According to figures released by the police, Japan had 70,300 gang members, a decline of 8,300 from the year before. Regular members totaled 32,700 in 2011 (compared with 36,000 in 2010), while affiliates lost 5,000 members and now stand at 37,600.
In 1992, the year that the Anti-Organized Crime Law came into effect, the total number of gang members was over 90,000.
The NPA credits the ongoing legislative push to eradicate criminal organizations as the reason for the decline. A clampdown on cash flows and gang-group activities were mentioned as specific measures that led to the drop.
The Yamaguchi-gumi, the largest criminal organization, has 15,200 regular members (or 46.5 percent of the national total), representing a loss of 2,100 from they year before. At the end of 2010, the organization had 1,500 affiliate groups, but over the next year 142 affiliate groups had ceased operations.

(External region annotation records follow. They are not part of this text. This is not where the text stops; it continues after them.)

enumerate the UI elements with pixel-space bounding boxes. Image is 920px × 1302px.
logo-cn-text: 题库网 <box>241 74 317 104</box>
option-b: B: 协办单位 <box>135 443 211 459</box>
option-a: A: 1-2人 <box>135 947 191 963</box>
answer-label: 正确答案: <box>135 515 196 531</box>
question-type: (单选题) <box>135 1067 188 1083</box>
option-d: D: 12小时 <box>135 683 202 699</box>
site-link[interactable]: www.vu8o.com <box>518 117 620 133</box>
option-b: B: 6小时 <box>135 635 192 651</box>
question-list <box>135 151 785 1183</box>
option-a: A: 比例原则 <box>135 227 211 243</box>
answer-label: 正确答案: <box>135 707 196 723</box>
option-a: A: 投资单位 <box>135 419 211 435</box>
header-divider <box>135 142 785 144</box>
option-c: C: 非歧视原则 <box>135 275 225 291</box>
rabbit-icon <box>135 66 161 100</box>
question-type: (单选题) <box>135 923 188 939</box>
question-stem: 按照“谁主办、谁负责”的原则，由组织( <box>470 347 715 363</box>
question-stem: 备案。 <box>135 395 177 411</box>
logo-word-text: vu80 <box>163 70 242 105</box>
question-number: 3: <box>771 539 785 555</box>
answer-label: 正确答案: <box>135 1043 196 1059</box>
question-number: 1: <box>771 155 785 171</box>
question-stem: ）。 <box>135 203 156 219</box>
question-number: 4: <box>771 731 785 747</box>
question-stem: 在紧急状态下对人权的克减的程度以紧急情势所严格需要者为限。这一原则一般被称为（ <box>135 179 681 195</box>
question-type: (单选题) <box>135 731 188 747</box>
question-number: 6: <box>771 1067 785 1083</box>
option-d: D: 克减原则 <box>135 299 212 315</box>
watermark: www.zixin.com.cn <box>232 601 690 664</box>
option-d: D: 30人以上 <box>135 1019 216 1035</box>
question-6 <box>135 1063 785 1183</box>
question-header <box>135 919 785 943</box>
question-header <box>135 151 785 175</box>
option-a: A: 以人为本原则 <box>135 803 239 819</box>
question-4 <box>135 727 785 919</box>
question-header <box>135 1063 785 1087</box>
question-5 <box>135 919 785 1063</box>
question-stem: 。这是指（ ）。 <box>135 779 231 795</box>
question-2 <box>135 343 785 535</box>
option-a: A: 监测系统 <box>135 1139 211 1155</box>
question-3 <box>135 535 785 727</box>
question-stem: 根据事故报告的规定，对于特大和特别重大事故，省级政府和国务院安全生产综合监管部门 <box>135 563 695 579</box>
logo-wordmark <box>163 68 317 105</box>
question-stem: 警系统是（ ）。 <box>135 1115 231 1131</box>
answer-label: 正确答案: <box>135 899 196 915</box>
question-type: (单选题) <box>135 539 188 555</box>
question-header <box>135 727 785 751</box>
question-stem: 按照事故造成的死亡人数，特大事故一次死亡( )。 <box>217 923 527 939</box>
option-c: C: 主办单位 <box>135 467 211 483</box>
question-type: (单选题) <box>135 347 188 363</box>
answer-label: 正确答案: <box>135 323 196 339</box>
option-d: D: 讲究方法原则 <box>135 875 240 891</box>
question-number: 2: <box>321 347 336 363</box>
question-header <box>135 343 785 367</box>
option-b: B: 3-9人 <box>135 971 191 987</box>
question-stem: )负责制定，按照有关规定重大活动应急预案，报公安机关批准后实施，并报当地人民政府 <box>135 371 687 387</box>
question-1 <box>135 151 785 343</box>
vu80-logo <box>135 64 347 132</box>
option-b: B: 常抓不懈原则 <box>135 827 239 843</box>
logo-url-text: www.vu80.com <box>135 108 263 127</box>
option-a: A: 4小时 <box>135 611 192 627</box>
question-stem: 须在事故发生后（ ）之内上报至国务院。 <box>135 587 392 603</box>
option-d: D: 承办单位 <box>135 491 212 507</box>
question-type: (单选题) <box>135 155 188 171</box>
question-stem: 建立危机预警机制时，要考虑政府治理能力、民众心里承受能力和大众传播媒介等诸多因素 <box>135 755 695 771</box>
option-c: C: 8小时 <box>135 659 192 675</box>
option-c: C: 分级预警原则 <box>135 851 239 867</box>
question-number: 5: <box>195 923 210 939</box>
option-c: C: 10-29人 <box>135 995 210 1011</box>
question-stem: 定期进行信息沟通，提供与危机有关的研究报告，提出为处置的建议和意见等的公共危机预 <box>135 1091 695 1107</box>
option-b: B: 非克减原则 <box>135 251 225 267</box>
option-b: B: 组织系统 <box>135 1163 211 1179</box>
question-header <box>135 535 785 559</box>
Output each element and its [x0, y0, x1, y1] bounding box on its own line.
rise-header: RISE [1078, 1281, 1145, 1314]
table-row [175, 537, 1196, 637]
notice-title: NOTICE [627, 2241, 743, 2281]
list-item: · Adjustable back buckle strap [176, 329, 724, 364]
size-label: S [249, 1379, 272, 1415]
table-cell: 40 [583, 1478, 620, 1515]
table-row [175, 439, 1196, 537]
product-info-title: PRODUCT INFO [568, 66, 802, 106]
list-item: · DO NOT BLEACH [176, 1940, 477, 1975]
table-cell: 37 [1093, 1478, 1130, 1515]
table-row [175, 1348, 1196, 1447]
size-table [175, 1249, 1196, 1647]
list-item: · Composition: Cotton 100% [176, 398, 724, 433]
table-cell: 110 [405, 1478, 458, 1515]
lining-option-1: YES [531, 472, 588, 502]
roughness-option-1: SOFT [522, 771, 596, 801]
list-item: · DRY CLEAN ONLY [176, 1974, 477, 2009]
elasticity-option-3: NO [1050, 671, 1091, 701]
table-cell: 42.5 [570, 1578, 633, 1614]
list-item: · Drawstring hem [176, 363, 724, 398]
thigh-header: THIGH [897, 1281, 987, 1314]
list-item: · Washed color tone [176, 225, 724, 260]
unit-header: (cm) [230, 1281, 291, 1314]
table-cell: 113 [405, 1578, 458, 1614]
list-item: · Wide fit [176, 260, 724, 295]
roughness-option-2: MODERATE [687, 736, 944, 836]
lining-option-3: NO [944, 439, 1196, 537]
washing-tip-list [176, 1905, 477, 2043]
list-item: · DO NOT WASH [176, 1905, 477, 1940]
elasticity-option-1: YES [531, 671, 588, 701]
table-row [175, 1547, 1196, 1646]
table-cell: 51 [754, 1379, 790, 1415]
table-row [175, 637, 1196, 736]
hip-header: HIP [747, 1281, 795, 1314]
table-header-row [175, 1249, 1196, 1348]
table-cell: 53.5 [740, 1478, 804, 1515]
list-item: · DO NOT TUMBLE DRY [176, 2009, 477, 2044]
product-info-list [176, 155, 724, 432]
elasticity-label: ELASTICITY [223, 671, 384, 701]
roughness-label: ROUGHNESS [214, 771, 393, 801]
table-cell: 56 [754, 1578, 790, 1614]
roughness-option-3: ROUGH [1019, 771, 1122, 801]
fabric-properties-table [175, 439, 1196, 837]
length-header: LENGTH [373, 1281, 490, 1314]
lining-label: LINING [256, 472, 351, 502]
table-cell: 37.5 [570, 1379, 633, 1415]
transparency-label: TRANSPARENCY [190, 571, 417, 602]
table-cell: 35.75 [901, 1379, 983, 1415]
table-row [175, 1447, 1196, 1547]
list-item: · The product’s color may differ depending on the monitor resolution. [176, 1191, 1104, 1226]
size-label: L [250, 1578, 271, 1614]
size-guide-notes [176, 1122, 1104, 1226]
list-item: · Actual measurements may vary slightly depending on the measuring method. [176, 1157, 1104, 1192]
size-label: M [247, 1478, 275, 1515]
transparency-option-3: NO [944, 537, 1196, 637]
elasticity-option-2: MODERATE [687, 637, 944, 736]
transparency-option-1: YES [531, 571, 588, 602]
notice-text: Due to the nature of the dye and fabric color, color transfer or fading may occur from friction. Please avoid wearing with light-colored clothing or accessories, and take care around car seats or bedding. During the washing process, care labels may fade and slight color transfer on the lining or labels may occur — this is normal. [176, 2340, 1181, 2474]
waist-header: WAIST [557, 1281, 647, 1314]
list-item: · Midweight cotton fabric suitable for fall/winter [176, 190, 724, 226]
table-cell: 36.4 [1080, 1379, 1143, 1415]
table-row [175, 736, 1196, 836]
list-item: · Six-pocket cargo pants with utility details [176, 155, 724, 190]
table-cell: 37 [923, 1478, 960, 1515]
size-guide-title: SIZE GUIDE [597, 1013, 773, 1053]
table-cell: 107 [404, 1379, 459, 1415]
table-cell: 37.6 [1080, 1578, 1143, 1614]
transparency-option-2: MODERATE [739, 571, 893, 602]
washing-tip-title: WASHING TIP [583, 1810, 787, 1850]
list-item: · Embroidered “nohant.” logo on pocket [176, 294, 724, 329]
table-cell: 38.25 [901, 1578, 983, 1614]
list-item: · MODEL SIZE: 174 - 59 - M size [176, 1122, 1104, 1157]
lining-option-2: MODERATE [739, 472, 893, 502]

A senior official within the Osaka prefectural police warns that some of the gangsters that have dropped out are entering seemingly legitimate business operations in an effort to funnel capital back to gang groups.
“While the activities that exhibit the power and influence of gang groups are in decline, it is still necessary to continue monitoring what is happening behind the scenes carefully,” said a representative from the NPA.
In 2011, the number of arrests of regular members and associate members increased 2.3 percent to 26,272, the majority of which were due to violations of the stimulant control law (6,511 cases), theft (3,538), assault (3,039), and fraud (2,076).